Austin – Time is close to spending summer vacations. For some people, this means visiting a national park.
More and more people use their time to visit our country’s national parks. Numbers of National Park Service (NPS) show a record 331.9 million visits in 2024. This is an increase of 6.36 million visits (2 %) from 2023 and more than the previous record of 330.9 specific visits in 2016.
The week for people to visit our nation’s gardens is the National Park week, which starts on Saturday, April 19. The garden entry fee will be waived. Part of the free week’s reason is to allow people to celebrate and explore sites that make up the national park system. Fortunately, April is not hot for entertainment visits as they are during the month of July.
It is possible that some or many of these visits came during the temperature of the spring and summer seasons in late spring and summer. With this, in mind, the climate -to -climate scholars mention that these parks are to preserve and preserve entertainment, may heat twice at the national speed of the United States.

In 2024 entertainment visits in July, the second most hotter month in most of the United States.
Using NPS data, climate scientists note that these gardens are likely to witness five times in very hot days in 25 years compared to the numbers from 1979 to 2012.

Climate temperature is high due to greenhouse gases that warming in our national gardens also means dangerous heat that causes risks and pressure on the ecosystem, garden infrastructure, and perhaps the same importance as visitors’ health, and the risk of forest fires.
The stress is then placed on the garden managers to know how to adapt their operations with the changing climate. They are likely to gather with climate experts to find out the adjustments they need for safety reasons. Can this include reducing the garden hours?
Of course, the other stress is how the heat affects those who visit. NPS details say that visits increase in the warmer months, but decrease when the average temperature of the month is above 80 degrees Fahrenheit. tasty.

The central climate analysis resulted in some other conclusions.

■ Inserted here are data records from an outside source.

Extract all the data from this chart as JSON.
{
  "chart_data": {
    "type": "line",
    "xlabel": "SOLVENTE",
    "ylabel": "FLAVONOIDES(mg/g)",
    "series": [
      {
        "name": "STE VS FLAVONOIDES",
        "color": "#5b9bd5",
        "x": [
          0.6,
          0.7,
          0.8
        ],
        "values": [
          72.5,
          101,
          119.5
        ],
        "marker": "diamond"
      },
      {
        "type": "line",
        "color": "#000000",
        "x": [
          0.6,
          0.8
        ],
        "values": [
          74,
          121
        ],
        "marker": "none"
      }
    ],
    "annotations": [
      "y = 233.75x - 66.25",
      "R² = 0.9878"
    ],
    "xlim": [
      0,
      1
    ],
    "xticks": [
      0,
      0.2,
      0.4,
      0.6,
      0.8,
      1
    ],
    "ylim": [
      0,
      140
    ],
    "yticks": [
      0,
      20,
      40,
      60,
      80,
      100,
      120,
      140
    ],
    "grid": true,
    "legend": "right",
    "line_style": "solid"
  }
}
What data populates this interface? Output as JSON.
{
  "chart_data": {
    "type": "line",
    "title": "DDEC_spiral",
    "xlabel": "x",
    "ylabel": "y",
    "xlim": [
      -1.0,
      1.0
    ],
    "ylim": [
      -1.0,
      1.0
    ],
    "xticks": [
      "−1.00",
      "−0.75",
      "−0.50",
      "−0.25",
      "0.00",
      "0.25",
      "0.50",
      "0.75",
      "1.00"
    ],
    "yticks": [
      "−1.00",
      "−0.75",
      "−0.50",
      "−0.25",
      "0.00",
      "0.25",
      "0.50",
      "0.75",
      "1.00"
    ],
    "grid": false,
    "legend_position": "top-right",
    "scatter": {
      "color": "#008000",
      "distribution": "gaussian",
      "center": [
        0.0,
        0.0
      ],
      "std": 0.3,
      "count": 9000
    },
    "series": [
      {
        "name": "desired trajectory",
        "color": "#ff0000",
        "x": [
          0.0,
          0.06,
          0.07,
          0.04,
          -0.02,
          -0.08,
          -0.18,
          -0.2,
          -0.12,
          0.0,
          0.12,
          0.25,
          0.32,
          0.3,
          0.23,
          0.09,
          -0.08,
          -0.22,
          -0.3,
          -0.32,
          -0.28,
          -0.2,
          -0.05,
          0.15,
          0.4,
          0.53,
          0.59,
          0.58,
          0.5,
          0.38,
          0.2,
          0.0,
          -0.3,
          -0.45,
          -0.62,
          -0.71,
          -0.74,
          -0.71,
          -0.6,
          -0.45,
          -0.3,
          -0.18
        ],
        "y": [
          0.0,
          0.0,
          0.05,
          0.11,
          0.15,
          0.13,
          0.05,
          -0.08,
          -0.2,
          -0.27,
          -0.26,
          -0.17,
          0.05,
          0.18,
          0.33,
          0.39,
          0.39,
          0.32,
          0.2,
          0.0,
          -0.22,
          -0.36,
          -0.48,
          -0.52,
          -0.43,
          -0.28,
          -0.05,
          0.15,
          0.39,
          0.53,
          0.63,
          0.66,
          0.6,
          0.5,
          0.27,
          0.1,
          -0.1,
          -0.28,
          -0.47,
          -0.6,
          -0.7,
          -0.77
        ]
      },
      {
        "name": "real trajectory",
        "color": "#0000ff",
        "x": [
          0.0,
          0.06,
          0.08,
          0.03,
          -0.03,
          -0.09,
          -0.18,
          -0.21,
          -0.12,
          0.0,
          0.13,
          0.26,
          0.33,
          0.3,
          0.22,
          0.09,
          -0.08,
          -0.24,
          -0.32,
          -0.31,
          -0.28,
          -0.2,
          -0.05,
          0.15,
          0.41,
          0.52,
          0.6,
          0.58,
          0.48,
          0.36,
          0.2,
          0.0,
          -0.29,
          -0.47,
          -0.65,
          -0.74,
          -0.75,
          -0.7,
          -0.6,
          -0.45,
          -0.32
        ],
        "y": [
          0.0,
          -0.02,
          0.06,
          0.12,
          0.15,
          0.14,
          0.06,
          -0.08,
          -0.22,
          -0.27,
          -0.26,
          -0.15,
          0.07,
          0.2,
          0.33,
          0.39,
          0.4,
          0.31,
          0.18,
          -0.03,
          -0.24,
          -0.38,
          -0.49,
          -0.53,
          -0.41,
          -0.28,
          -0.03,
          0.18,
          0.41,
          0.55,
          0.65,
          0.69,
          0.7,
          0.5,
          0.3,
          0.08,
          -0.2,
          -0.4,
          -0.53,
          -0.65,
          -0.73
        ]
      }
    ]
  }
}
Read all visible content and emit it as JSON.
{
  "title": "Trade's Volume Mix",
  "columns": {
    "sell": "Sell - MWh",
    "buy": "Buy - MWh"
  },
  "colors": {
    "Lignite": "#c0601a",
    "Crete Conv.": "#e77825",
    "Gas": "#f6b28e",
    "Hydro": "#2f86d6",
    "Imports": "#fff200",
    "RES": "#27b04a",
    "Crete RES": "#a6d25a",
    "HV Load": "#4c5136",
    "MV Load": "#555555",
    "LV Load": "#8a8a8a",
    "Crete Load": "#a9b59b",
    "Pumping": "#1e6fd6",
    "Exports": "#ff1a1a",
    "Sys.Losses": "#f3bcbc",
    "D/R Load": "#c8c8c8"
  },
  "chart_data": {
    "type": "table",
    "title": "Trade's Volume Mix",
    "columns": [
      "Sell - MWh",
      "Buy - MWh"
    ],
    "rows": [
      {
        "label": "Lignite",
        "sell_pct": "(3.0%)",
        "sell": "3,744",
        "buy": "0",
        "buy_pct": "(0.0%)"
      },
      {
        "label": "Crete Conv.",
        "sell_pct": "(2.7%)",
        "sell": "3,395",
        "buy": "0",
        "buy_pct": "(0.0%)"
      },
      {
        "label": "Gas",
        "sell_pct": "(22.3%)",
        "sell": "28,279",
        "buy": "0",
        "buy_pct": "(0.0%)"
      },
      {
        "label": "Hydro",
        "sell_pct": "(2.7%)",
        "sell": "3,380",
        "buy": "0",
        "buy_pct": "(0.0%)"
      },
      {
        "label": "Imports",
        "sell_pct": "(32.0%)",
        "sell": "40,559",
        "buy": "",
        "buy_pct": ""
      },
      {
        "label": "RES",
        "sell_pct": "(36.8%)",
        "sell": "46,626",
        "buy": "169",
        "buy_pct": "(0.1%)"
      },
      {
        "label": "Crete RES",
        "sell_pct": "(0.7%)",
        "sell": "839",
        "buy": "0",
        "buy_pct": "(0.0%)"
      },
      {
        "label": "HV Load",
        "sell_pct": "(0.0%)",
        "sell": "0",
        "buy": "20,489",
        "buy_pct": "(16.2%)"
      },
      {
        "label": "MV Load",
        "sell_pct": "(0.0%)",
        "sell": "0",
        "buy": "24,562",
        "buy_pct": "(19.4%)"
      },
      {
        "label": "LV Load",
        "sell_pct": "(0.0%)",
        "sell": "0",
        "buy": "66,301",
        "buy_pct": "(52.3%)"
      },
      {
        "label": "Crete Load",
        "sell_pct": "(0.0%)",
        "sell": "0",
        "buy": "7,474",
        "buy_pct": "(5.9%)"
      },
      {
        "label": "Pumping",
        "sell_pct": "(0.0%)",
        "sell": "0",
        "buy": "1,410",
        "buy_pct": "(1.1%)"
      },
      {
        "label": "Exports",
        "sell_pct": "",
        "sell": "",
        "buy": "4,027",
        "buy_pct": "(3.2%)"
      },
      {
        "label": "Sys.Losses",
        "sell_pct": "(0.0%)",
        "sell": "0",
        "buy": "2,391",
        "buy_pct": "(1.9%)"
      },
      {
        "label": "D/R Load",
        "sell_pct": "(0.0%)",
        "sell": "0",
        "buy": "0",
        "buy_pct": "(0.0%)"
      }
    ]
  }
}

In the next 25 years, the 25 parks used in this research are likely to face between six and 22 hot days a year of time in 1979 to 2012.
The biggest increase in the Yosemite National Park in the Sierra Nevada Mountains in California. Where there were four days average heat between 1979 and 2012, expectations are 26 days of severe heat by 2050.

Six out of 25 have severe heat thresholds more than 100 degrees. They are the arches (Utah), Badlands (South Dakota), Canyonlands (Utah), Grand Canyon (Arizona), hot ships (Arkansas) and Joshua Tree (California). This means that there will be more days with the three -digit heat.

Adaptation to the current and future climate change provides short -term solutions. It is the need to quickly reduce heat besiege that provides the most influential way to slow the heating rate.
In the final analysis, this increase in warming can indicate that the garden system will be different for future visitors from what we have today.